The findings show the most employable graduates were from UoN with an employability index of 38.6 per cent, followed by Kenyatta University (30 per cent), Moi University (25.1 per cent) and Jomo Kenyatta University (19.8 per cent).
They were followed by Egerton (18.3 per cent), Maseno University (18.1 per cent), Mount Kenya University (17.1 per cent), Technical University of Kenya (10.2 per cent), Masinde Muliro University (6.9 per cent) and finally USIU with 6.2 per cent at the tenth position.
The top five private universities with the most employable graduate were:
1. Mount Kenya University (18.1 per cent)
2. USIU (6.2 per cent)
3. KCA University (6.1 per cent)
4. Strathmore University (5.8 per cent)
5. Aga Khan University at 4.8 per cent.
Most of the employers (84 per cent) interviewed consider work experience as the most important aspect when recruiting staff. Some 73 per cent named skills, hobbies and talents.

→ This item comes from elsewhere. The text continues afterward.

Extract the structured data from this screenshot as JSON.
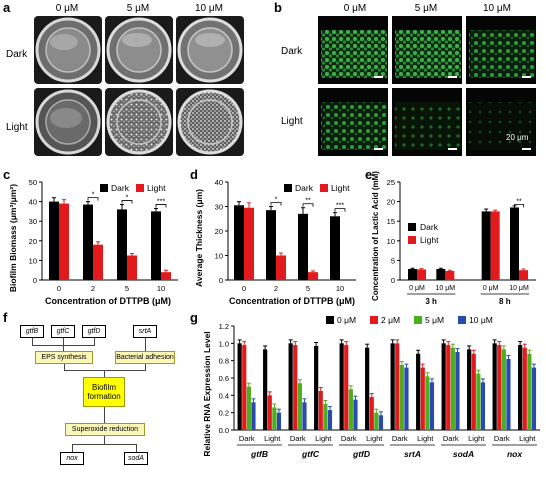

Sixty seven per cent of employers cited volunteerism while only 21 per cent considered internship to be important.
Others are analytical and problem-solving skills (73.28 per cent), right work-life attitude (38.81 per cent), ability to adapt and act in new situations (32.84 per cent), planning and organisation skills (28.36 per cent) and foreign language skills as the tenth at (4.48 per cent).
Majority of the universities surveyed (75 per cent) felt that the reputation and ranking of the university affects the employability of their graduates, but 30 per cent of the administrators that took part in this study disagreed with this position.
On whether overseas graduates are better at their workplace than locals, about 49.2 per cent of universities disagreed with this position while 50.8 per cent concurred with the view.
On whether university education in Kenya produced high-quality graduates, universities tied at 38.1 per cent for those that agreed with this assertion and those opposed.
A total of 60 per cent of universities agreed that courses offered in local universities are more relevant to employers’ needs while only 12.3 per cent disagreed with this view.
On the flip side, only 38.1 per cent of universities claimed that the quality of university graduates is high. This means that as much as the courses are still relevant for the market, the efforts by universities to produce high-quality graduates have gone down.
The study shows the most employed graduates, 46.7 per cent, were from business and economic studies, with 11.1 per cent from engineering and 8.9 per cent from medical studies.
ICT and natural sciences accounted for 6.7 per cent of graduates while art and design accounted for 4.4 per cent while 2.2 per cent are from law, humanities and others.
About 50 per cent of universities (34 out of 67) demonstrated mechanisms to source internships for their students compared to 30 of them who didn’t. Also, three of the universities interviewed were not sure they sought internships for their students.
The findings show 33 per cent of universities had records of their employed graduates compared to 67 per cent who did not. Most universities that had records of employed graduates were private.
Only 55 per cent of universities said they had at least one or more employment contracts (MoUs) with companies, organisations or institutions. Twenty-eight per cent did not have such agreements.